From task management point of view you should estimate more time and charge higher rate for non-continuous pieces of work. Do not hesitate to make customer aware that you need extra time to do small non-continuous changes spread over time as opposed to bigger continuous projects and ongoing maintenance since the administration and analysis overhead is greater (you need to manage and analyse each change including impact on the existing system separately). One benefit your customer is going to get is greater life expectancy of the system. The other is accurate documentation that will preserve their option to seek someone else's help should they decide to do so. Both protect customer investment and are strong selling points.
Use source control if you don't do that already
Keep a detailed log of everything done for the customer plus any important communication (a simple computer or paper based CMS). Refresh your memory before each assignment.
Keep a log of issues left open, ideas, suggestions per customer; again refresh your memory before beginning an assignment.
Plan ahead how the post-implementation support is going to be conducted, discuss with the customer. Make your systems are easy to maintain. Plan for parameterisation, monitoring tools, in-build sanity checks. Sell post-implementation support to customer as part of the initial contract.
Expand by hiring, even if you need someone just to provide that post-implementation support, do the admin bits.
Recommended reading:
"Code Complete" by Steve Mcconnell
Anything on design patterns are included into the list of recommended reading.
The most important advice I can give having helped grow an old web application into an extremely high available, high demand web application is to encapsulate everything. - in particular
Use good MVC principles and frameworks to separate your view layer from your business logic and data model.
Use a robust persistance layer to not couple your business logic to your data model
Plan for statelessness and asynchronous behaviour.

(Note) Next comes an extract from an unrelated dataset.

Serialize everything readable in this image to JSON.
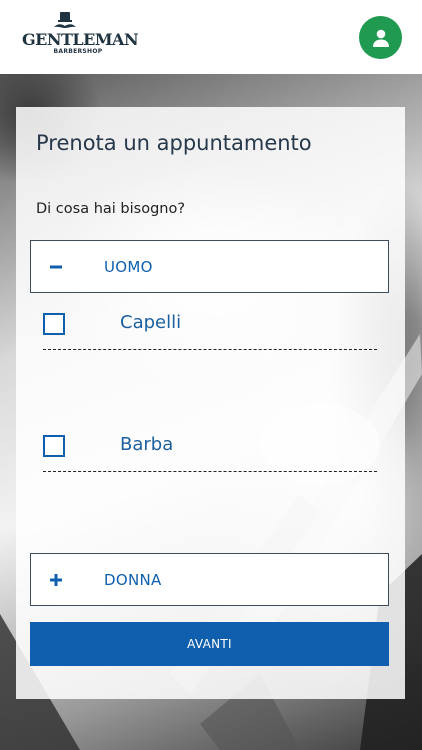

Here is an excellent article on how eBay tackles these problems
http://www.infoq.com/articles/ebay-scalability-best-practices
Use a framework / MVC system. The more organised and centralized your code is the better.
Try using Memcache. PHP has a built in extension for it, it takes about ten minutes to set up and another twenty to put in your application. You can cache whatever you want to it - I cache all my database records in it - for every application. It does wanders.
I would recommend using a source control system such as Subversion if you aren't already.
You should consider maybe using SharePoint. It's an environment that is already designed to do all you have mentioned, and has many other features you maybe haven't thought about (but maybe you will need in the future :-) )
Here's some information from the official site.
There are 2 different SharePoint environments you can use: Windows Sharepoint Services (WSS) or Microsoft Office Sharepoint Server (MOSS). WSS is free and ships with Windows Server 2003, while MOSS isn't free, but has much more features and covers almost all you enterprise's needs.